Amanda Palmer and honesty have always gone knife-in-hand. Returning with her first album in six years, There Will Be No Intermission touches upon death, grief, and brutal aspects of life that, we as a society, ignore. This LP is far more than ‘just a ride’.
The irony of this is not lost on me: As I sat to translate my notes to sentences, “Bigger on the Inside” piano-plucking through my headphones, I was faced with unsolicited advances in a park. I thought, as Amanda Palmer sang, "I think it's funny that he asked me/ cos I don't feel like a fighter lately/ I am too unhappy", she's right. Life provides no breaks to any of us.
By all means, There Will Be No Intermission is Palmer's chef d'œuvre. Combining songs written over the last six years for Patreon and new, this record reflects the times in which we live. In the UK, our leftist political parties are falling apart as the country is carelessly torn from the EU; in the States, admitted sexual predator Donald f***ing Trump sits at the helm of the highest ship in the fleet.
And, the polar ice caps are melting.
It’s a crucial, brutal, honest album on which Palmer faces off against all that’s going on in the world as well as all that dwells inside of her. This is a record with the markings of the innermost thoughts many of us keep to ourselves. The lyrical content ebbs and flows from positive to negative to scared to a deep inhale of good energy.
There Will Be No Intermission openly dances with death (“The Thing About Things”, “Bigger on the Inside”), abortion (“Voicemail for Jill”), love (“Machete”, “Judy Blume”) and satirical truths (“A Mother’s Confession”). There Will Be No Intermission is about the lost and for the living.
Produced by John Congleton, the album’s 10 tracks are spliced with short instrumentals composed by longtime collaborator, Jherek Bischoff. Tracks such as “You Know the Statistics” and “Life’s Such a Bitch Isn’t It” truly provide no intermission to the piece.

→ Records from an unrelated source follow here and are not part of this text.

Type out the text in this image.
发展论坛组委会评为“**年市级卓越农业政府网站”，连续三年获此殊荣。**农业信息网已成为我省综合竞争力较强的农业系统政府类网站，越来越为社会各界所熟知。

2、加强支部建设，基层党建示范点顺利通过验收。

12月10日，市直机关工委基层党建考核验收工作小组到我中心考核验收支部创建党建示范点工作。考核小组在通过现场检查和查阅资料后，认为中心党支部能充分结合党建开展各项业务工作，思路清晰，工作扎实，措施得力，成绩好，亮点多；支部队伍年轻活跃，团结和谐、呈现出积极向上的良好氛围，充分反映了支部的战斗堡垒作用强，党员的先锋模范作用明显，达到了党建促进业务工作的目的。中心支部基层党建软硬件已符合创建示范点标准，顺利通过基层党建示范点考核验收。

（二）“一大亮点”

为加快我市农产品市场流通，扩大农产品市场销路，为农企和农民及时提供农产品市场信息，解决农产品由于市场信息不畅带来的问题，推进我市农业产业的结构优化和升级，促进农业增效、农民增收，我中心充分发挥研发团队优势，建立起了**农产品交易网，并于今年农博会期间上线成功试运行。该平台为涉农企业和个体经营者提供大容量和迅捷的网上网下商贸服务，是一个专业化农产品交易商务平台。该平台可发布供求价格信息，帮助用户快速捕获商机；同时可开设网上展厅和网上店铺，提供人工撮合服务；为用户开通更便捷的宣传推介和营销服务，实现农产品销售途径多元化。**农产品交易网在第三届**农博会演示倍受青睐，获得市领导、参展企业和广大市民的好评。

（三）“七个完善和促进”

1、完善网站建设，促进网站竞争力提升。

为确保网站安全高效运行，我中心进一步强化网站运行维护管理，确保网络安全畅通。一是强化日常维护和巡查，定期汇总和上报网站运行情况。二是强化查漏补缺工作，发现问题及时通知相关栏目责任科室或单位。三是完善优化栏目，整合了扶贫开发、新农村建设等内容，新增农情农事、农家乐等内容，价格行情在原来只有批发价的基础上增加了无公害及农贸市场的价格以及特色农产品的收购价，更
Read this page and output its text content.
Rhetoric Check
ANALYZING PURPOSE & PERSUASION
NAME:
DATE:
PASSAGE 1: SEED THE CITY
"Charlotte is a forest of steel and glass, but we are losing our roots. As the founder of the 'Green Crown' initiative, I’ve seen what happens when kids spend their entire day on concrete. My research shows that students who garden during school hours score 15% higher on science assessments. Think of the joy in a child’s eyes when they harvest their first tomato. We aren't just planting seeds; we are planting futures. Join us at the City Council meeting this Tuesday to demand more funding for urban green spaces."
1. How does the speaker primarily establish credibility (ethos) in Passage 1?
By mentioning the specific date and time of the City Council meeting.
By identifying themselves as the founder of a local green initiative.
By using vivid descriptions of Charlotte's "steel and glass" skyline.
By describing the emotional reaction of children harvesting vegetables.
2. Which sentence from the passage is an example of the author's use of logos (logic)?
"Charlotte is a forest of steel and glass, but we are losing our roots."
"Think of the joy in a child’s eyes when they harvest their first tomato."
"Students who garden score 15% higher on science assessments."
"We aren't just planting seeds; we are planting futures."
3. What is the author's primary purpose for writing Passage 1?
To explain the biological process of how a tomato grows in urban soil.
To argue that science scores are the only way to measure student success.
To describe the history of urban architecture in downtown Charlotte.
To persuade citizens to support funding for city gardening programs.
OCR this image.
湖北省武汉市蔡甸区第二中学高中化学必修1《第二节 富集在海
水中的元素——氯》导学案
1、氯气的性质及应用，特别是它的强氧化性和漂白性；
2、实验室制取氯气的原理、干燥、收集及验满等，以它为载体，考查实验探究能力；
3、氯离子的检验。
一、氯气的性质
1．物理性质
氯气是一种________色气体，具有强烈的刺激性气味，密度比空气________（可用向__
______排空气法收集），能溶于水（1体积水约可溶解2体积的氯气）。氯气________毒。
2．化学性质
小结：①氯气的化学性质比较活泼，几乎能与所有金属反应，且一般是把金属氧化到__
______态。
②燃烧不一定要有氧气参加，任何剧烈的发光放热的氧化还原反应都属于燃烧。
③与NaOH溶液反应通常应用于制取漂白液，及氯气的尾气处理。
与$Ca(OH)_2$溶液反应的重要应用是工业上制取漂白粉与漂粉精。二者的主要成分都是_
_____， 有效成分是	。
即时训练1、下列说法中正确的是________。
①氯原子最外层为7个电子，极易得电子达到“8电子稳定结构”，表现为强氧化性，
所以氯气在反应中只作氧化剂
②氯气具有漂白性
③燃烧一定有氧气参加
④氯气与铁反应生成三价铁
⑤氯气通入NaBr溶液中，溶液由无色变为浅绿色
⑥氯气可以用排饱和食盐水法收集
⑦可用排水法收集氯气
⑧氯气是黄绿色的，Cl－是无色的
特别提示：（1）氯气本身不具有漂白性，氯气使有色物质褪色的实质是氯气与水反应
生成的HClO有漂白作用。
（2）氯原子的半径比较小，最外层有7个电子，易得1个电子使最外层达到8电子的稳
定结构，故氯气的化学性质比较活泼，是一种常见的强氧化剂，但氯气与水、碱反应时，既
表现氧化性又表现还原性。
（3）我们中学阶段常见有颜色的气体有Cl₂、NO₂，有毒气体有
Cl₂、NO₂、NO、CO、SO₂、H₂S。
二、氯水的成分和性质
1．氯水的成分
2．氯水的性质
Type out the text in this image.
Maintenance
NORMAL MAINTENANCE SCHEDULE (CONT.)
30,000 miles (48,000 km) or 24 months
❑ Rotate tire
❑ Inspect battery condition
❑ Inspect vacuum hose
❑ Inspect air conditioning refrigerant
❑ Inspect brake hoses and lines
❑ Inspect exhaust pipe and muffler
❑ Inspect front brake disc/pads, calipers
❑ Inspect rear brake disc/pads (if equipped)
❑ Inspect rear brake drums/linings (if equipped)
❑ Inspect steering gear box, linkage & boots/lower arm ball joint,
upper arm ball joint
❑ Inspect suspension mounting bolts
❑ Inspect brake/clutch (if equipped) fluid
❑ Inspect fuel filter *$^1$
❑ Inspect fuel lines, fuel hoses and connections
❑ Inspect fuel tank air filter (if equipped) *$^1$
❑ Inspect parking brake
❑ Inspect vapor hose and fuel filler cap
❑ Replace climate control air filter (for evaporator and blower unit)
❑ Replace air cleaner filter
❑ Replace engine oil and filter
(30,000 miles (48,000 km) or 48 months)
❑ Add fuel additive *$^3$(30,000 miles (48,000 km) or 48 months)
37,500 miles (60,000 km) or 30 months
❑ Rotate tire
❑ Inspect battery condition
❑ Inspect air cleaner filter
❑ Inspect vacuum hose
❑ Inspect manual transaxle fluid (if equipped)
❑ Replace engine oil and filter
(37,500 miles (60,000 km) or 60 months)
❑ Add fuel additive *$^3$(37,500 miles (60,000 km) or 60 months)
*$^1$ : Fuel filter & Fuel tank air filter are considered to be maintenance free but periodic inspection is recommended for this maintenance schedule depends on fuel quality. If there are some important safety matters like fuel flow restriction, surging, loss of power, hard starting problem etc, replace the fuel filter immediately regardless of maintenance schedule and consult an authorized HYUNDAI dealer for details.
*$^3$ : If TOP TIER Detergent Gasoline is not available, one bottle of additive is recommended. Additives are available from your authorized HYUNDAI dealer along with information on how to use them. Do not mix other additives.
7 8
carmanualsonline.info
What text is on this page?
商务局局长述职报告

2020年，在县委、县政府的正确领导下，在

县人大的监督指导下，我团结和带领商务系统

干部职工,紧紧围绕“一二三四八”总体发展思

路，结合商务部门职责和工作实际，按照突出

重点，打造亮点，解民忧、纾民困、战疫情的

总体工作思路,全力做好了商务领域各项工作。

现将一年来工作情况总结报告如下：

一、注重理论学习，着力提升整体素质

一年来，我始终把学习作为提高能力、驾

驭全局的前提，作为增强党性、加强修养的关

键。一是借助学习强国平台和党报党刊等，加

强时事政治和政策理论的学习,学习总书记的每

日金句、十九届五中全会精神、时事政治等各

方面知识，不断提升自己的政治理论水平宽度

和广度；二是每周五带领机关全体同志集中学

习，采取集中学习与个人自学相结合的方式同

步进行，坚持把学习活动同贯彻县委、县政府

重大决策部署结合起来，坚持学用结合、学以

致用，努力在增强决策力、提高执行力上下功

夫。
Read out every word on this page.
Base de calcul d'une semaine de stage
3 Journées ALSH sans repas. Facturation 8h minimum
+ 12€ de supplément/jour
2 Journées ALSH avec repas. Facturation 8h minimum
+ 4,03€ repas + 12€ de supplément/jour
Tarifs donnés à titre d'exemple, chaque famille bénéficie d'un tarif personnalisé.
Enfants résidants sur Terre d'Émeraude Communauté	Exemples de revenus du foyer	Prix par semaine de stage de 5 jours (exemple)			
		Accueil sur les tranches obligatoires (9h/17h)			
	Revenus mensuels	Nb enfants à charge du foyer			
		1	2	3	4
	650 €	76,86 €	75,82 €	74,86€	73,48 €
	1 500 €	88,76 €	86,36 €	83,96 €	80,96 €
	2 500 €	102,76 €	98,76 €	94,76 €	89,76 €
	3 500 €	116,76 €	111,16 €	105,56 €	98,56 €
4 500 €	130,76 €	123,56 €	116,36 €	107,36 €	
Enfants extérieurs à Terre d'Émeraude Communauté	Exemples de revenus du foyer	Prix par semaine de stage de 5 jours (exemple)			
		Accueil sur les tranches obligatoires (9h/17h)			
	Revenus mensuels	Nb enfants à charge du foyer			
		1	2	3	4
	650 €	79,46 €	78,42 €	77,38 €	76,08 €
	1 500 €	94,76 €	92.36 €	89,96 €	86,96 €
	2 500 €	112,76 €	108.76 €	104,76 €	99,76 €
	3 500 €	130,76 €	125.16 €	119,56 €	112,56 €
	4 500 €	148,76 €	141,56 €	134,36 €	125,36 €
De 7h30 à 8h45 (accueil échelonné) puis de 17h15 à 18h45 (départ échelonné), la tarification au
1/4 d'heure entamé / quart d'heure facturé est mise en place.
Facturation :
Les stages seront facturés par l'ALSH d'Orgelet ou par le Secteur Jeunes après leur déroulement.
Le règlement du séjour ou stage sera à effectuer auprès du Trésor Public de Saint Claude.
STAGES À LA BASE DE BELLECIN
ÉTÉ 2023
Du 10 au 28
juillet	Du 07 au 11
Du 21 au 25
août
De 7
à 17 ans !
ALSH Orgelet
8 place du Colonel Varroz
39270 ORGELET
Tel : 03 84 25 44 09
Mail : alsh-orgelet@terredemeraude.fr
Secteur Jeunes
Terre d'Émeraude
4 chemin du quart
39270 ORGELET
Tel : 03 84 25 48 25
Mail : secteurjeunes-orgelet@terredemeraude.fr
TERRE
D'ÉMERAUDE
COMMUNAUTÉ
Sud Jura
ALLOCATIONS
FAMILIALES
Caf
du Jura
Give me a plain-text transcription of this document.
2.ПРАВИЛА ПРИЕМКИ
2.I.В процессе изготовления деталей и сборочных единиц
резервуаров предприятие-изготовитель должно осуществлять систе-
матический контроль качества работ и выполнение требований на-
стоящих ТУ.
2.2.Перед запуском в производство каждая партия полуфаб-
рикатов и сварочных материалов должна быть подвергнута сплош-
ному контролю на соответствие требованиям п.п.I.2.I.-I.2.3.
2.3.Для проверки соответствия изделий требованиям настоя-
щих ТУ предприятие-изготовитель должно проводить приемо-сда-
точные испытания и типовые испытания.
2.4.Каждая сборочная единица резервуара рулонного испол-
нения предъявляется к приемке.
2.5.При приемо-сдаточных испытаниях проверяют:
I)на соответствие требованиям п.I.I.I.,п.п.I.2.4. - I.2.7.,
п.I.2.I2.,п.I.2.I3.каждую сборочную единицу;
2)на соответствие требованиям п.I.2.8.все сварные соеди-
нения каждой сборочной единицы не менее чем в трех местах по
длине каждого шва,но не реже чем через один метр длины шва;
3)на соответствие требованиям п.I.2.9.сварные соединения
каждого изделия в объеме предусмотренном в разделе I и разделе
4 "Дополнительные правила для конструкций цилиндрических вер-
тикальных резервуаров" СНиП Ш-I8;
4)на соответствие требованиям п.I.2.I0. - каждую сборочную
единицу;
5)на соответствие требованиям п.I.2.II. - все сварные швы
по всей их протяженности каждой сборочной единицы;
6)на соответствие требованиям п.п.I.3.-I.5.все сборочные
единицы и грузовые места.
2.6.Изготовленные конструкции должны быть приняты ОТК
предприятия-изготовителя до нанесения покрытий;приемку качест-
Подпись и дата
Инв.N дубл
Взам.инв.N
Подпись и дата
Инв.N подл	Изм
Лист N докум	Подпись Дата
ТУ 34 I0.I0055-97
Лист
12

Just like life, the spaces in the inbetween are just as full.
Congleton’s influence can also fully be heard throughout; a personal favourite being the sword sounds in “Machete”.
There Will Be No Intermission is an album that needs to be taken in, in full. Just like the spaces. It’s an exercise in survival and Amanda Palmer is an artist who is dedicated to doing what she’s on this earth to do. There Will Be No Intermission is a work of art. It’s as political a record as it is personal.